Whilst our NHS and social care services are doing everything that they can to support you and your loved ones, they need our help to know how they can improve.
Two-thirds (67%) of people in England say they are more likely to act to improve health and social care services since the outbreak of COVID-19. Is that person you?
Help us encourage people across the country to share their experiences of care by joining us and the Care Quality Commission in our new campaign – #BecauseWeAllCare.
Join the campaign: #BecauseWeAllCare
Our new campaign aims to help services identify and, more importantly, address issues and support people experience by encouraging feedback of health and social care services across England.
Contact us by phone on 0800 520 0640, Monday-Friday 10am-4pm, or by email: firstname.lastname@example.org – to share your experience, or for information about local services and support.
“Every piece of information is valuable for those delivering health and social care services, so it’s vital that people don’t hold back from giving feedback – whether it’s big or small, good or bad. It takes only a few moments, but it could make a real difference to the care that you, your loved ones and your community receives.”
— Sir Robert Francis QC, Healthwatch England’s chair
How do people feel about services since COVID-19?

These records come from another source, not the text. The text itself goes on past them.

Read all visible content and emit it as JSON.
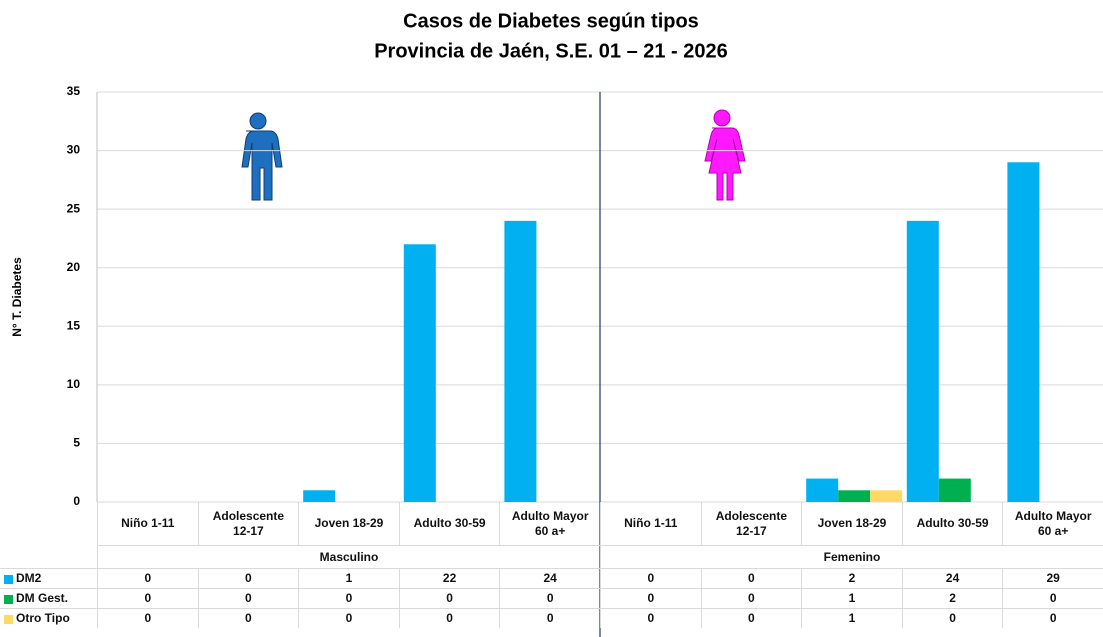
{
  "chart_data": {
    "type": "bar",
    "title": "Casos de Diabetes según tipos",
    "subtitle": "Provincia de Jaén, S.E. 01 – 21 - 2026",
    "y_label": "N° T. Diabetes",
    "groups": [
      {
        "name": "Masculino",
        "categories": [
          "Niño 1-11",
          "Adolescente\n12-17",
          "Joven 18-29",
          "Adulto 30-59",
          "Adulto Mayor\n60 a+"
        ]
      },
      {
        "name": "Femenino",
        "categories": [
          "Niño 1-11",
          "Adolescente\n12-17",
          "Joven 18-29",
          "Adulto 30-59",
          "Adulto Mayor\n60 a+"
        ]
      }
    ],
    "series": [
      {
        "name": "DM2",
        "color": "#00b0f0",
        "values": [
          0,
          0,
          1,
          22,
          24,
          0,
          0,
          2,
          24,
          29
        ]
      },
      {
        "name": "DM Gest.",
        "color": "#00b050",
        "values": [
          0,
          0,
          0,
          0,
          0,
          0,
          0,
          1,
          2,
          0
        ]
      },
      {
        "name": "Otro Tipo",
        "color": "#ffd966",
        "values": [
          0,
          0,
          0,
          0,
          0,
          0,
          0,
          1,
          0,
          0
        ]
      }
    ],
    "ylim": [
      0,
      35
    ],
    "yticks": [
      0,
      5,
      10,
      15,
      20,
      25,
      30,
      35
    ],
    "grid": true
  }
}
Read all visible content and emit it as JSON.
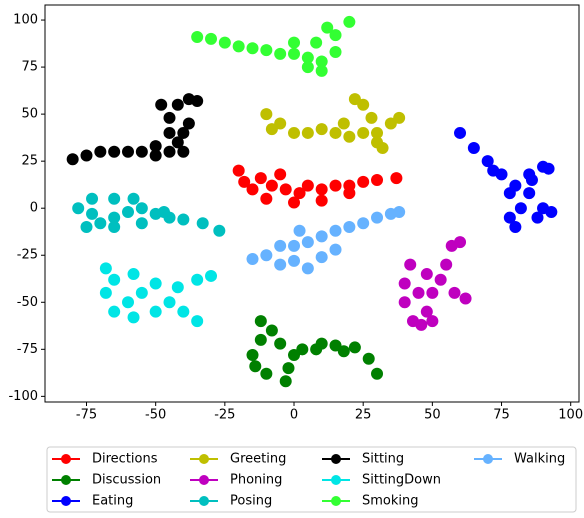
{
  "chart_data": {
    "type": "scatter",
    "xlim": [
      -90,
      103
    ],
    "ylim": [
      -103,
      108
    ],
    "xticks": [
      -75,
      -50,
      -25,
      0,
      25,
      50,
      75,
      100
    ],
    "yticks": [
      -100,
      -75,
      -50,
      -25,
      0,
      25,
      50,
      75,
      100
    ],
    "grid": false,
    "legend": "below",
    "series": [
      {
        "name": "Directions",
        "color": "#ff0000",
        "x": [
          -20,
          -18,
          -12,
          -8,
          -3,
          2,
          5,
          10,
          15,
          20,
          25,
          30,
          37,
          -10,
          0,
          10,
          -15,
          -5,
          20
        ],
        "y": [
          20,
          14,
          16,
          12,
          10,
          8,
          12,
          10,
          12,
          12,
          14,
          15,
          16,
          5,
          3,
          4,
          10,
          18,
          8
        ]
      },
      {
        "name": "Discussion",
        "color": "#008000",
        "x": [
          -12,
          -8,
          -15,
          -5,
          -2,
          3,
          8,
          15,
          22,
          27,
          30,
          -10,
          -3,
          -12,
          0,
          10,
          18,
          -14
        ],
        "y": [
          -60,
          -65,
          -78,
          -72,
          -85,
          -75,
          -75,
          -73,
          -74,
          -80,
          -88,
          -88,
          -92,
          -70,
          -78,
          -72,
          -76,
          -84
        ]
      },
      {
        "name": "Eating",
        "color": "#0000ff",
        "x": [
          60,
          65,
          70,
          75,
          80,
          85,
          90,
          92,
          85,
          90,
          93,
          82,
          78,
          80,
          88,
          78,
          72,
          86
        ],
        "y": [
          40,
          32,
          25,
          18,
          12,
          18,
          22,
          21,
          8,
          0,
          -2,
          0,
          -5,
          -10,
          -5,
          8,
          20,
          15
        ]
      },
      {
        "name": "Greeting",
        "color": "#bfbf00",
        "x": [
          -10,
          -5,
          -8,
          0,
          5,
          10,
          15,
          20,
          25,
          30,
          35,
          38,
          25,
          22,
          30,
          32,
          28,
          18
        ],
        "y": [
          50,
          45,
          42,
          40,
          40,
          42,
          40,
          38,
          40,
          40,
          45,
          48,
          55,
          58,
          35,
          32,
          48,
          45
        ]
      },
      {
        "name": "Phoning",
        "color": "#bf00bf",
        "x": [
          42,
          40,
          45,
          40,
          43,
          48,
          50,
          53,
          55,
          57,
          60,
          58,
          62,
          50,
          46,
          48
        ],
        "y": [
          -30,
          -40,
          -45,
          -50,
          -60,
          -55,
          -45,
          -38,
          -30,
          -20,
          -18,
          -45,
          -48,
          -60,
          -62,
          -35
        ]
      },
      {
        "name": "Posing",
        "color": "#00bfbf",
        "x": [
          -73,
          -78,
          -73,
          -70,
          -65,
          -60,
          -55,
          -50,
          -45,
          -40,
          -33,
          -27,
          -65,
          -58,
          -75,
          -65,
          -55,
          -47
        ],
        "y": [
          5,
          0,
          -3,
          -8,
          -5,
          -2,
          0,
          -3,
          -5,
          -6,
          -8,
          -12,
          5,
          5,
          -10,
          -10,
          -8,
          -2
        ]
      },
      {
        "name": "Sitting",
        "color": "#000000",
        "x": [
          -80,
          -75,
          -70,
          -65,
          -60,
          -55,
          -50,
          -45,
          -42,
          -40,
          -38,
          -45,
          -48,
          -42,
          -38,
          -35,
          -45,
          -40,
          -50
        ],
        "y": [
          26,
          28,
          30,
          30,
          30,
          30,
          28,
          30,
          35,
          40,
          45,
          48,
          55,
          55,
          58,
          57,
          40,
          30,
          33
        ]
      },
      {
        "name": "SittingDown",
        "color": "#00e5e5",
        "x": [
          -68,
          -65,
          -58,
          -50,
          -42,
          -35,
          -30,
          -55,
          -45,
          -40,
          -35,
          -60,
          -65,
          -58,
          -50,
          -68
        ],
        "y": [
          -32,
          -38,
          -35,
          -40,
          -42,
          -38,
          -36,
          -45,
          -50,
          -55,
          -60,
          -50,
          -55,
          -58,
          -55,
          -45
        ]
      },
      {
        "name": "Smoking",
        "color": "#33ff33",
        "x": [
          -35,
          -30,
          -25,
          -20,
          -15,
          -10,
          -5,
          0,
          5,
          10,
          8,
          15,
          20,
          12,
          10,
          5,
          0,
          15
        ],
        "y": [
          91,
          90,
          88,
          86,
          85,
          84,
          82,
          82,
          80,
          78,
          88,
          92,
          99,
          96,
          73,
          75,
          88,
          83
        ]
      },
      {
        "name": "Walking",
        "color": "#66b2ff",
        "x": [
          -15,
          -10,
          -5,
          0,
          5,
          10,
          15,
          20,
          25,
          30,
          35,
          38,
          0,
          5,
          10,
          2,
          15,
          -5
        ],
        "y": [
          -27,
          -25,
          -20,
          -20,
          -18,
          -15,
          -12,
          -10,
          -8,
          -5,
          -3,
          -2,
          -28,
          -32,
          -26,
          -12,
          -22,
          -30
        ]
      }
    ]
  }
}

Our recent polling shows that people are more grateful for the healthcare services they receive – particularly GP and hospital services – since the outbreak.
It also revealed:
Three-quarters (76%) of people surveyed said that feedback is an important way to improve services, yet despite greater public willingness to contribute, some barriers do remain;
A third of respondents (36%) said they would be reluctant to provide negative feedback in case it increases pressure on services or staff;
A fifth (18%) of people now consider themselves even less likely to provide negative feedback on care. Among the key reasons cited were a recognition of the challenging circumstances health care staff face (56%) and not wanting to cause further issues for services to deal with (42%).
People aged 18-34 have had the greatest change in attitudes towards care during the pandemic. The polling suggests that as well as supporting health causes (52%) this age group is now significantly more likely to feedback on care (72%), and to donate to or fundraise for a relevant health cause (52%).
Sir Robert Francis said:
“These findings are good news. As the UK looks to the future after COVID-19, it’s never been more important for people to share their experiences of care. Services won’t bounce back overnight. There’ll be problems to tackle but also opportunities to make care better. You can help doctors, nurses and care workers find ways to improve support by sharing your experience.”